Rogue Audio played their Cronus integrated amplifier ($1795) from their new affordable Titan Series that I reported on at Montreal. However, the rest of the system was weighted toward the expensive end of the hobby with an emm front end, Nordost cables and EgglestonWorks new Fontaine II loudspeakers ($5500). The result was quite good and it is refreshing to see a new cosmetic trend taking place at Rogue.

Brian Ackerman of Aaudio Imports put together a very fine sounding room choosing from his small but very high quality stable of manufacturers. I heard the Acapella Fidelio 2, their least expensive loudspeaker at $6800 with stands. The cylinder on top of the loudspeaker in the photo is there for resonance dampening.



This premium line now tops out at $325K. The Einstein electronics from Germany were simply gorgeous and included The Last Record Player (a CD player) at $7490, The Tube (preamplifier) at $13,850 and The Light In The Dark (stereo amplifier) at $9980. Serious attention was given to vibration control with a variety of Acapella bases and pucks, and a Symposium Acoustics aluminum rack ($6K).
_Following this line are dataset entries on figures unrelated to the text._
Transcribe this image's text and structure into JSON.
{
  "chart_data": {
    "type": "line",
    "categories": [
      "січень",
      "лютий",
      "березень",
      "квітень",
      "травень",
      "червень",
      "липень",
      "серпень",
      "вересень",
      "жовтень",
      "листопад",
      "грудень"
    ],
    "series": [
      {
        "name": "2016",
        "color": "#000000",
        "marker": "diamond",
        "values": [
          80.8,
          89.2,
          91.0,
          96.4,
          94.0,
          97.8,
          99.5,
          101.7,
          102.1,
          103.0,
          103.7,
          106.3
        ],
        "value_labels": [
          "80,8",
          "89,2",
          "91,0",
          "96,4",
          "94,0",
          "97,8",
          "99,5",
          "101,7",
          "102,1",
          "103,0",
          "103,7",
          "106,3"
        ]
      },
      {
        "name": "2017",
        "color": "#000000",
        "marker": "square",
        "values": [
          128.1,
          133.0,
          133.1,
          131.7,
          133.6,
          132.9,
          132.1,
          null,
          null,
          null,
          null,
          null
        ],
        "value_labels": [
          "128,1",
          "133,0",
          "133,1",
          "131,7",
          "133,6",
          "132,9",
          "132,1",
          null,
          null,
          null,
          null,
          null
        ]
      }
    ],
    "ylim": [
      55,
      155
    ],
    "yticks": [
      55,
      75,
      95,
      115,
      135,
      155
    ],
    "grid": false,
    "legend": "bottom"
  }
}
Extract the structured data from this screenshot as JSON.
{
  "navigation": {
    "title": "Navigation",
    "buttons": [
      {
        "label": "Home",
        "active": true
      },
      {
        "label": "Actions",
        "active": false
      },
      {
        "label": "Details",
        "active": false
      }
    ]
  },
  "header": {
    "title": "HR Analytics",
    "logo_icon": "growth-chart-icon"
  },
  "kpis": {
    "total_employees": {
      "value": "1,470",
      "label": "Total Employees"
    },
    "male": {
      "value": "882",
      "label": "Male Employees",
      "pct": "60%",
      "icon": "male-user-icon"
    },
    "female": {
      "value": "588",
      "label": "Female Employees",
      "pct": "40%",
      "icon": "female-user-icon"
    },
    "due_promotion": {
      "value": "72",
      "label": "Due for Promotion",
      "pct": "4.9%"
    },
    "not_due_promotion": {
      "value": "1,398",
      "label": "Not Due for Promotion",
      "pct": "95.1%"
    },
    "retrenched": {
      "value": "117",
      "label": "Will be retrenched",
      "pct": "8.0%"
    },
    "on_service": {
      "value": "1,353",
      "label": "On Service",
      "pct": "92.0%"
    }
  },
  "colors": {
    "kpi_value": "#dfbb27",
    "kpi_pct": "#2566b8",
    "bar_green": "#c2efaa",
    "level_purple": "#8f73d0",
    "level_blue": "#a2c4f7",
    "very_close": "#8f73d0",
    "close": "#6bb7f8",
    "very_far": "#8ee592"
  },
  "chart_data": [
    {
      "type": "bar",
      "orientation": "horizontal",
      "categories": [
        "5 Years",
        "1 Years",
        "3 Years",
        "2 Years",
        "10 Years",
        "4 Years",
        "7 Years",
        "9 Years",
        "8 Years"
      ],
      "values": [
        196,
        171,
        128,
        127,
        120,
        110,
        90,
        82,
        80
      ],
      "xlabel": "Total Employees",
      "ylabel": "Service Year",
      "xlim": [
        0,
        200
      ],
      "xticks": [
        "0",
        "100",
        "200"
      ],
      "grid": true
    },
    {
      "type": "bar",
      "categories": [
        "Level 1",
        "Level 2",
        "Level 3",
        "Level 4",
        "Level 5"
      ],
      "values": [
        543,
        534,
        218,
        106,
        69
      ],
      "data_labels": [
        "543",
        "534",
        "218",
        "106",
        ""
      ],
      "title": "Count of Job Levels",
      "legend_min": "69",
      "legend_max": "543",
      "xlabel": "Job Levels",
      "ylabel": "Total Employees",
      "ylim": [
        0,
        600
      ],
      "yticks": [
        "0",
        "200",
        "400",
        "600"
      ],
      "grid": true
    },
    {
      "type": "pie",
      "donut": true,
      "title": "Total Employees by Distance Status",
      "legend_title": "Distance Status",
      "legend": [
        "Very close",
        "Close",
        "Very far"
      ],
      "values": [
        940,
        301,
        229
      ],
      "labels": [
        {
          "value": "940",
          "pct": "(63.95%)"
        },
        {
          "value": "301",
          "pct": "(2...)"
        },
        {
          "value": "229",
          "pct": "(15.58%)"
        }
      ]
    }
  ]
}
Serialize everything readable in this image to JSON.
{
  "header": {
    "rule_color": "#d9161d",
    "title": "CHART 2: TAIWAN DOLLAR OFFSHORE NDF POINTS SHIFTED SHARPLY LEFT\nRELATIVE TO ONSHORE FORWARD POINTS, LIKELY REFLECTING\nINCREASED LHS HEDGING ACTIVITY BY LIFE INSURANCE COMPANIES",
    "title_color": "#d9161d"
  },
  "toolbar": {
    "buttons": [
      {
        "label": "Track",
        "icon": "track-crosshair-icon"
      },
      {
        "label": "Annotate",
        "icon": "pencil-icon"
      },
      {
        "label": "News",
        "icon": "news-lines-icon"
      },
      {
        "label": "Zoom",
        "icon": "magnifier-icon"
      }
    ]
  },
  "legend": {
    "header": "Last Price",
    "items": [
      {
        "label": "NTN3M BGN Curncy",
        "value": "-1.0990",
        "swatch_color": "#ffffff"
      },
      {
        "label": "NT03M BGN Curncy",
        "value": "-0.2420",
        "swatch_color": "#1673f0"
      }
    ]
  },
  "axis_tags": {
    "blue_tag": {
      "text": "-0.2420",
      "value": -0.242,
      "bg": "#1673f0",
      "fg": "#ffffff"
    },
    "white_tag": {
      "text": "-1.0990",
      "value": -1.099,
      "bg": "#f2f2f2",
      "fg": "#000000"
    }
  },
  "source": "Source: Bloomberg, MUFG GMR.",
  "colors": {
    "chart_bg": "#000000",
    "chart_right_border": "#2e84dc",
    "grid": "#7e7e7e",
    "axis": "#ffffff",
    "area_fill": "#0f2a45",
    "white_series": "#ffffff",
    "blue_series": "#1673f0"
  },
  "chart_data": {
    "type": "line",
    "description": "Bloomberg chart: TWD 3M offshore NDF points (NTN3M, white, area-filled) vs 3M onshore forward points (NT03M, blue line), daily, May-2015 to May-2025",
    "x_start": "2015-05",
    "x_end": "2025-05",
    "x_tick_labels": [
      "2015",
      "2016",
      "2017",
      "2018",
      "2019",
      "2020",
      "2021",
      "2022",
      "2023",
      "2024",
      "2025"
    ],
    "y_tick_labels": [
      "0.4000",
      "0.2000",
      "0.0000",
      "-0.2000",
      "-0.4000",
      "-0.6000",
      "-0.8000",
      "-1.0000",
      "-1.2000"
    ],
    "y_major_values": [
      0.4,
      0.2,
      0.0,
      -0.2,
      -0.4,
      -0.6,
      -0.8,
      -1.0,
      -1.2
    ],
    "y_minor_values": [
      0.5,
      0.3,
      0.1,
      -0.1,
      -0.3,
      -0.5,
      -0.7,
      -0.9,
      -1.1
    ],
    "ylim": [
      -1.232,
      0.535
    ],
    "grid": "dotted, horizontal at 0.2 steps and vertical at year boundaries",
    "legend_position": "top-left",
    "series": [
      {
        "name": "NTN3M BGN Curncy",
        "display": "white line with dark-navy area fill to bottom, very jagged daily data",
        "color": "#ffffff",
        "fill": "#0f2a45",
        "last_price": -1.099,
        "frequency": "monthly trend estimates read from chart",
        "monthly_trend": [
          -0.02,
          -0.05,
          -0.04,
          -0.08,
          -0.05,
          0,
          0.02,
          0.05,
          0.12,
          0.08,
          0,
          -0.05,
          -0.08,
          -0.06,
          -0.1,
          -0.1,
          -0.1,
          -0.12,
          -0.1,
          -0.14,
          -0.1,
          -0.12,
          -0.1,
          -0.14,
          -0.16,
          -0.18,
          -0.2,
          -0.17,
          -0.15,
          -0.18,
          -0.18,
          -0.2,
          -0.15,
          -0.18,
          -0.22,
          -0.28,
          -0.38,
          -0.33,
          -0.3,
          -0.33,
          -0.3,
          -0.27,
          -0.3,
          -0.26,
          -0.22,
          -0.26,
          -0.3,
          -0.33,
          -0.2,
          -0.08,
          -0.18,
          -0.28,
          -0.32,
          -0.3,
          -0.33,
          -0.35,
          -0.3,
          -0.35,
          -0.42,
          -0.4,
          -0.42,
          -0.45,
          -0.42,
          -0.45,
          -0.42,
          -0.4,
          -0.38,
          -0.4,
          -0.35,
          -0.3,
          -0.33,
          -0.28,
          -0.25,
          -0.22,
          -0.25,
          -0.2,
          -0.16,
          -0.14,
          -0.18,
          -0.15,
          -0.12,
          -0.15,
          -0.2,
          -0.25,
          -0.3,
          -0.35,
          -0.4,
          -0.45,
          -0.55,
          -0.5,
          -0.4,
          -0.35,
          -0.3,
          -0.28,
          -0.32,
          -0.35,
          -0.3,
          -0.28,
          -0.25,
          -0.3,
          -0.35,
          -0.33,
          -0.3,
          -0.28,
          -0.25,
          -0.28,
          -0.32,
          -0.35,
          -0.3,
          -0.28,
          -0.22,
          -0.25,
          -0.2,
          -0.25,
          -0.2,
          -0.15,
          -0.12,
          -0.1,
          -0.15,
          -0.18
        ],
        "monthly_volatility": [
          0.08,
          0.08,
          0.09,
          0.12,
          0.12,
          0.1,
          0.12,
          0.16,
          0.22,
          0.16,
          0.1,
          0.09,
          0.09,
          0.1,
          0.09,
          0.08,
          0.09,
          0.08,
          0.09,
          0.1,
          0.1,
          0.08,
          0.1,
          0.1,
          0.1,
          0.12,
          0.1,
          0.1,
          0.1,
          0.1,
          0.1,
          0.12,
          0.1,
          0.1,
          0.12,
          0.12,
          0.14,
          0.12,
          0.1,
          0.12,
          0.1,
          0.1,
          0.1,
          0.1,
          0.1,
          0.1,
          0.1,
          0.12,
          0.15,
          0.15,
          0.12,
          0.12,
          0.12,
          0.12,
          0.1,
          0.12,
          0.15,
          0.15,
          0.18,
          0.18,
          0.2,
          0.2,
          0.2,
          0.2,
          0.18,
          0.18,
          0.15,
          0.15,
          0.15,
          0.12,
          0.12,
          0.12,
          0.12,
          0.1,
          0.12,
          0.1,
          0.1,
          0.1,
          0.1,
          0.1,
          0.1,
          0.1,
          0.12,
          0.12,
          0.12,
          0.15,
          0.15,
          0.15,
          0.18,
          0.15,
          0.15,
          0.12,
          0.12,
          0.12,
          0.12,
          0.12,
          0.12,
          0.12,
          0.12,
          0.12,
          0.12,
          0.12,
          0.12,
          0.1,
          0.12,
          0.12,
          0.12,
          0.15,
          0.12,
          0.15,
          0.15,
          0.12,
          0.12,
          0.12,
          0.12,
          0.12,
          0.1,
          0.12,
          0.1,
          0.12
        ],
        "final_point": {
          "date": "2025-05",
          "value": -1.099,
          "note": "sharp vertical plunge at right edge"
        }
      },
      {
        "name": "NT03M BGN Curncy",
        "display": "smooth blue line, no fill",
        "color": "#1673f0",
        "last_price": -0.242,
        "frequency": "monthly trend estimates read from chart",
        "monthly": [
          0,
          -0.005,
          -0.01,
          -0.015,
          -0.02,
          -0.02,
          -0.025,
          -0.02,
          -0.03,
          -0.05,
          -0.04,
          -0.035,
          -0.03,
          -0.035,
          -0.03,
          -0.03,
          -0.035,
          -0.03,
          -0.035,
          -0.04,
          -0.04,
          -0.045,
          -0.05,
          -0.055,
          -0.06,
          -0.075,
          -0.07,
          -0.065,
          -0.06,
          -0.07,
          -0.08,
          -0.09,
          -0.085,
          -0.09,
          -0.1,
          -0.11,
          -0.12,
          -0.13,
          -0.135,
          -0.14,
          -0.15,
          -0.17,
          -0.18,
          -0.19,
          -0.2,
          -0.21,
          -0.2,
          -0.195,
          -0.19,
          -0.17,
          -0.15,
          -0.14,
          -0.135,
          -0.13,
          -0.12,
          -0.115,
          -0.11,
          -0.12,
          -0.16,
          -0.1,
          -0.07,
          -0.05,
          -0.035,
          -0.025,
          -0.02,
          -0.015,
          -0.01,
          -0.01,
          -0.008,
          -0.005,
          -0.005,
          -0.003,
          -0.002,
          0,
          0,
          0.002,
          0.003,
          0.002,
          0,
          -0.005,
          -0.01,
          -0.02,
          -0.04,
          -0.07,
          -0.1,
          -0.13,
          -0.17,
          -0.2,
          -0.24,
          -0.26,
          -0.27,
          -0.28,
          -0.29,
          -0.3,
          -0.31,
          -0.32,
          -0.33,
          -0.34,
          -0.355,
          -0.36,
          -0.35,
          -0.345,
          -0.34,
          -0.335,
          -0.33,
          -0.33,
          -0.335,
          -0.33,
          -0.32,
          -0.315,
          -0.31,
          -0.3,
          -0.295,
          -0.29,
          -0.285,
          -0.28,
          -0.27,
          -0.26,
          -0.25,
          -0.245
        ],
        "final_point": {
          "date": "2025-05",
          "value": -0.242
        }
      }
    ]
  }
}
The AC power in the room was cleansed and conducted by Isoclean transformers and power cords. The two transformers in the photo are linked together with cables to multiply the benefit. Note, the highly polished solid copper chassis of the transformers are reflecting the texture of the carpet. I showed the polished gold connectors on their power cords in my Montreal report. The music was especially smooth and free of grain, but to be honest, I was so stunned by the beauty of the components here that I should have paid more attention to the music. All this rig needed was a nice analog front end… like an Avid Acutus turntable. I'll certainly be on the lookout for this room next year.